We'll put aside for the moment the utter ridiculousness of this argument for anyone who actually knows anything about Christianity. It is essentially the same as asking why all Christians can't fly or walk on water. The materialist mistakes prayer and communion with God for magic. The devil, whom I have reason to suspect is quite real and a person in the broad sense of the word, may work magically on a very limited scale to lure in some of his adherents. God does not.

Spoto does a good job of clarifying the purpose and intent of genuine prayer, and he illustrates the difference between the legitimate Christian prayer of petition and magic as he goes line by line through Matthew's version of the Lord's Prayer. He also discusses the will of God in relation to the will of man — his point being that God does not have a will in the same constrained sense man does. We can speak of God's will only by analogy to our own — a valid understanding I think. After all, God, as Spoto points out earlier, differs from us in that He is not a "Being among beings" — He is not an Individual among individuals. He is a Person in relation to us, as possessing some of the attributes of a human personality. Though it is probably better to say that we are like God in possessing some of His personality attributes in our small way, since we are made in His image rather than the reverse.

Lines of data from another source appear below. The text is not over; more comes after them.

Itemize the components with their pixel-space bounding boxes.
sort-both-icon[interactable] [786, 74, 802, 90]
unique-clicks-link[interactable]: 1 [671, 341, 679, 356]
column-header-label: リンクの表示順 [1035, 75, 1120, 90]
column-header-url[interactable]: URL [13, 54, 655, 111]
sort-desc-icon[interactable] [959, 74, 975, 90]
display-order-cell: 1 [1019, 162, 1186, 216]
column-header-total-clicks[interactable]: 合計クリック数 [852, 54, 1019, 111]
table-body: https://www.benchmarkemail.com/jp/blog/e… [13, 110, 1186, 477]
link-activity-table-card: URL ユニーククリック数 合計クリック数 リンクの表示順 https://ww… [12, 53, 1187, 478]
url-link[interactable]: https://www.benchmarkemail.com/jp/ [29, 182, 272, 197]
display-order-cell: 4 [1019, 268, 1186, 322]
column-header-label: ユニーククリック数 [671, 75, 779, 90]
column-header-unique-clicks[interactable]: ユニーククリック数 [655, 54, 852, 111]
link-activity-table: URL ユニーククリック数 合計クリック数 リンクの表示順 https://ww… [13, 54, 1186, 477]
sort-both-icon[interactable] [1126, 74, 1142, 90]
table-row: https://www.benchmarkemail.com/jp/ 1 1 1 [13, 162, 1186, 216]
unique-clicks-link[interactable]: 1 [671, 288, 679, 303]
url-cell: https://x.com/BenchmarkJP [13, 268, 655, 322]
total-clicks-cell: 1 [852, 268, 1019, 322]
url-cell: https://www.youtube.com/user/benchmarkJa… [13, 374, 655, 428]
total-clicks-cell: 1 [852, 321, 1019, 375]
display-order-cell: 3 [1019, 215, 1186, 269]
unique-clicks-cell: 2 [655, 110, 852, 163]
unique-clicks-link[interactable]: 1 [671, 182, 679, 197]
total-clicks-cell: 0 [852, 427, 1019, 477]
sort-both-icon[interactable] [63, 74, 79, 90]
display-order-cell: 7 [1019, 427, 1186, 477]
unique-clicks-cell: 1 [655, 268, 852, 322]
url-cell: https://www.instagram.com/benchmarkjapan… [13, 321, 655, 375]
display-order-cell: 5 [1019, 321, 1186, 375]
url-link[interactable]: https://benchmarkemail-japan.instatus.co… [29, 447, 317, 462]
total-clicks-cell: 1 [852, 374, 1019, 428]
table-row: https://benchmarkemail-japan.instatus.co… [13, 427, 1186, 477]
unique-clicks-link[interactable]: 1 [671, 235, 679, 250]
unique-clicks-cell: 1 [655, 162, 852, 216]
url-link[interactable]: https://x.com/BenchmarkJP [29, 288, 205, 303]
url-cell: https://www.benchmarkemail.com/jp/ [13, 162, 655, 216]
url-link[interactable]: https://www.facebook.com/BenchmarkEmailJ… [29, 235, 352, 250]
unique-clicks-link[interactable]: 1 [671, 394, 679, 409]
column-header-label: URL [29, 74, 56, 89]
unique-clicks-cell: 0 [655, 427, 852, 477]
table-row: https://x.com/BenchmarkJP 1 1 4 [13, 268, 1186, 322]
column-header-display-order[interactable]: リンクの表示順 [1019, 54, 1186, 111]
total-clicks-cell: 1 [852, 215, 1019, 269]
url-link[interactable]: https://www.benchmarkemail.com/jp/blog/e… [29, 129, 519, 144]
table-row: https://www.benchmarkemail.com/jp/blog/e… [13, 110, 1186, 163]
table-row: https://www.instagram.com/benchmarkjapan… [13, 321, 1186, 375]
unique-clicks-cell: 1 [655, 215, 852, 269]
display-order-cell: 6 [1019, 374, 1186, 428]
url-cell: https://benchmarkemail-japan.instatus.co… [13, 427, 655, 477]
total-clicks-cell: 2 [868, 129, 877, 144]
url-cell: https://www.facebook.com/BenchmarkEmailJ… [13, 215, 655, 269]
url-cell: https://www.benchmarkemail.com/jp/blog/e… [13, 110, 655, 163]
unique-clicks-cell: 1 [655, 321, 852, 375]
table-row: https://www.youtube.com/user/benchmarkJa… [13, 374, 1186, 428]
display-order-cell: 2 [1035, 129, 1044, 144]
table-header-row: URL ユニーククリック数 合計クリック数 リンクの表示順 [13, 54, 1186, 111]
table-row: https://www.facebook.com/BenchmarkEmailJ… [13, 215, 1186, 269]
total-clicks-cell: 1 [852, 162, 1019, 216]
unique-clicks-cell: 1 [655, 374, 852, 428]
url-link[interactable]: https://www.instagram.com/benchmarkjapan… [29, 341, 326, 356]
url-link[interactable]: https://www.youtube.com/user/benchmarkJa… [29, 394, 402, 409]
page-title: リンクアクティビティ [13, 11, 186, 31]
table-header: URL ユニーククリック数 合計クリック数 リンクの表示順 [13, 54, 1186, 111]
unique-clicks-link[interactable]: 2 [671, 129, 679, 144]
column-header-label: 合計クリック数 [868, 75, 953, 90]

While I generally agree with Spoto's analysis and reflections, I struggled with some of his language:

It is always tempting to regard prayer as the solution to a problem — or, worse, to all problems. But prayer is not a means of escape from the ordinary lot of physical and emotional life, which necessarily involves experiences of diminishment, darkness and dying. In fact, prayer is rarely the solution to any problem at all.

The issue here is the use of the words "problem" and "solution". Spoto is using them in a sort of technical sense, but he does not bother to tell us that up front. We have figure it out from the context. See how he concludes that paragraph:

We do not pray for utilitarian or functional or financial reasons, nor because prayer can produce beneficial results. We pray to know more deeply Whose we are; from that awareness derives everything we genuinely need in life.

So, contrary to what the author seems to be saying about prayer not solving problems, he proclaims prayer as the solution to all problems. Prayer does without question produce "beneficial results" if it results in us knowing "more deeply Whose we are". What it does not necessarily result in are UPS deliveries of free red bikes on Christmas Eve. I think knowing why I am here and being in communion with the One who sent me here, is pretty "utilitarian" and "functional". I think we will have a lot fewer financial problems if we understand our purpose and destiny, which, as Spoto agrees, is revealed through prayer.

Paul's words to the Athenians are recorded in Acts, Chapter 17. In that passage, he says: ...so that they should seek the Lord, in the hope that they might grope for Him and find Him, though He is not far from each one of us; for in Him we live and move and have our being, as some of your own poets have said, 'For we are also His offspring' (Acts 17:27-28). Spoto uses these words as a springboard to consider the intimate nature of prayer. It is not a long-distance communication with a distant, withdrawn Deity who must be appeased by sacrifice and approached with formality. (Formality and reverence are not equivalent.)

Prayer is much like breathing. We do it, Spoto believes, whether we realize it or not. When Paul urges the Thessalonians to "pray without ceasing", this is what he must have in mind. Our lives are prayers. Our thoughts are prayers. Our words and our works are prayers. We are doing all we do in Him for our being is given to us by Him and it continues only because of His presence. How could it be otherwise in light of the truth that God is so near to us, that our lives are inextricably bound up in His, that He, as the Ultimate Reality, is the Father of us and of our reality. If we reject that light, we have nothing but darkness: ... If therefore the light that is in you is darkness, how great is that darkness. Apart from prayer, there is no life. There is only emptiness and bleak, meaningless existence — hell.